My children gather stars to their breasts like a brilliant bouquet. Each solar bloom bursts upon their scene. Friendships, frenemies, and nemeses supplant family bonds. Activities interfere with household interactions. A new level of self-absorption engulfs my darlings as youthful dramas embroil their passions. The solar landscapes change. Friends revolve out. Avocations, vocations, and academic pursuits shuffle. My children’s rotations wobble, escalating and erratic as the changes in their growing bodies.
Yet I orbit, watchful, listening. I soothe their spirits and validate their storms. Their concerns replay in my worries and prayers. I query through each issue as best I can, searching for insight. Despite a whole world of individuals, I glean the universality in their situations. Mankind belongs to a common clan. If we see through each other’s eyes, we gain insight into our own natures.
Then I sift through the information and point out where they shine in their own rights. I compliment their unique attributes. I applaud their individuality and encourage their creativity. Their talents deserve exploration.
I help them control the tides of their tempers. Moderate tones and careful language, slow to anger and ready with forgiveness remains the goal.
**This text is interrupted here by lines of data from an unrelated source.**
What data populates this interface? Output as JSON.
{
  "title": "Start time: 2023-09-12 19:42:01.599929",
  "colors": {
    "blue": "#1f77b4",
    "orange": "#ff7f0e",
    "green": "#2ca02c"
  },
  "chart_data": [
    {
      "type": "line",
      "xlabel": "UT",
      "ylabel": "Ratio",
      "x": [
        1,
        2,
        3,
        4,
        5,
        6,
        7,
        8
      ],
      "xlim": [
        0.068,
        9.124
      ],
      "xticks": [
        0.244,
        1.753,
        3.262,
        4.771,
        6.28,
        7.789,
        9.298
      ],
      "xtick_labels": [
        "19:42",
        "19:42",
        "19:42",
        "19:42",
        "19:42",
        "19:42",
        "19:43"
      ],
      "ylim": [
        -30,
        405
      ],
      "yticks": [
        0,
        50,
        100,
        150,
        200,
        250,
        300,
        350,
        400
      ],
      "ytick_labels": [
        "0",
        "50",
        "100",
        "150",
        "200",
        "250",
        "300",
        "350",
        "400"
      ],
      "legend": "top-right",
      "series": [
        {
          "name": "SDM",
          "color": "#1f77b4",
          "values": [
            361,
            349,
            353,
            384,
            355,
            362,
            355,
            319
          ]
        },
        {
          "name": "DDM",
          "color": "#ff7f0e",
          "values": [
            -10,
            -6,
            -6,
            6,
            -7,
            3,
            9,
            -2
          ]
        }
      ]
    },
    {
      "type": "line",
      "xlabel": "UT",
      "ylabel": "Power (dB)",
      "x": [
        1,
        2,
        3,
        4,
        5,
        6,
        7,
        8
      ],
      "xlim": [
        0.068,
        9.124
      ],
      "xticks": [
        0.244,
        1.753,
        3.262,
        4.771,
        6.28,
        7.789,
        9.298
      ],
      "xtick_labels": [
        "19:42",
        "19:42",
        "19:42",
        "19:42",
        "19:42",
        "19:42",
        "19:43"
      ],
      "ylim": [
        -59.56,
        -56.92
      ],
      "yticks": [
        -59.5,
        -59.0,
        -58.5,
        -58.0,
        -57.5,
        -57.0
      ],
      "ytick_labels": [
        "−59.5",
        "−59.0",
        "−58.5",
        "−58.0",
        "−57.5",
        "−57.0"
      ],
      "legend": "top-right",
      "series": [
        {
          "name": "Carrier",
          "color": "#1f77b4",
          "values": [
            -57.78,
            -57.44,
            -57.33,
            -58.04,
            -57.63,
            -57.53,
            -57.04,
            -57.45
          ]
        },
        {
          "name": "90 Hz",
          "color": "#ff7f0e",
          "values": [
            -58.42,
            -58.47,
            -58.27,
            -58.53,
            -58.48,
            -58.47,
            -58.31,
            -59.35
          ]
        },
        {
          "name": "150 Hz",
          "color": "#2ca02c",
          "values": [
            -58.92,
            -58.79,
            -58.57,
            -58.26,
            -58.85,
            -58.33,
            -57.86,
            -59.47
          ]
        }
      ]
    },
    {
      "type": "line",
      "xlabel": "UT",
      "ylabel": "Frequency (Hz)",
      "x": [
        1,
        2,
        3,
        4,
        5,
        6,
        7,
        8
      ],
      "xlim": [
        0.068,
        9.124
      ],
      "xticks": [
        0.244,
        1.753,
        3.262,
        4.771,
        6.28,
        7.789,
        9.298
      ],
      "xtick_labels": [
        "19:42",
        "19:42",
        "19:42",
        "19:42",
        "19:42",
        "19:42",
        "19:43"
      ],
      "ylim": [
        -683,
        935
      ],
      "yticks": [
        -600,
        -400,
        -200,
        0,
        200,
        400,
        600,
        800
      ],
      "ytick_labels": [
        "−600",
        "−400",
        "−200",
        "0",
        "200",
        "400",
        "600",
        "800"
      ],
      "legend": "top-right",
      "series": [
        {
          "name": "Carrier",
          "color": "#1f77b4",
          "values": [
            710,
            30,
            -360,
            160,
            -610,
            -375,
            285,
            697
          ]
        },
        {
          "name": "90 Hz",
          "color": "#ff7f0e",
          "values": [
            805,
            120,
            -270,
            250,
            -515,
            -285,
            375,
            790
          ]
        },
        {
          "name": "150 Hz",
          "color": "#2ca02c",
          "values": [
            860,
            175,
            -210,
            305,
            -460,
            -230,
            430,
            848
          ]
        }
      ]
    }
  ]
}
My aim is to provide a comfortable place for them to rest. A tranquil home promotes ease of spirit.
My children are my planets. I circle them, yet my moon is its own place. I find within myself words spilling onto pages, defining and validating my thoughts and confirming my fears. Here, I have a few friendships which weathered my stormy life, and I treasure them. I take tea in china cups when I can. I curl up in a corner to shut out the madness around me and read. I create. Draw. Paint. Sew. I photograph small wonders and learn all I can cram into my burdened brain. I seek adventures and experiences on my route to self-actualization.
As a young woman, I planned a life of travel, a sleek and sophisticated existence unencumbered by parental responsibilities. Those dreams remain a part of my makeup, but they’re refined and reconfigured. My younger self failed to realize the value of giving. I pour myself into the wake of our orbits, grateful for the homey tasks of helping these incredible, infuriating, complex young people begin their life-long journeys. Yet I keep a bit of time for myself, a corner of my mind devoted to personal pursuits and continued self-exploration, making myself a fuller and more complete moon.
Their lives will evolve, and their journeys will take them into other galaxies. I pray my influence on them stays positive, and perhaps they will recall their childhoods with fondness. Perchance they will even circle back to orbit with their father and me when they are free to choose their path. Until then, I enjoy the trip around their lives, as they are my planet and I, their moon.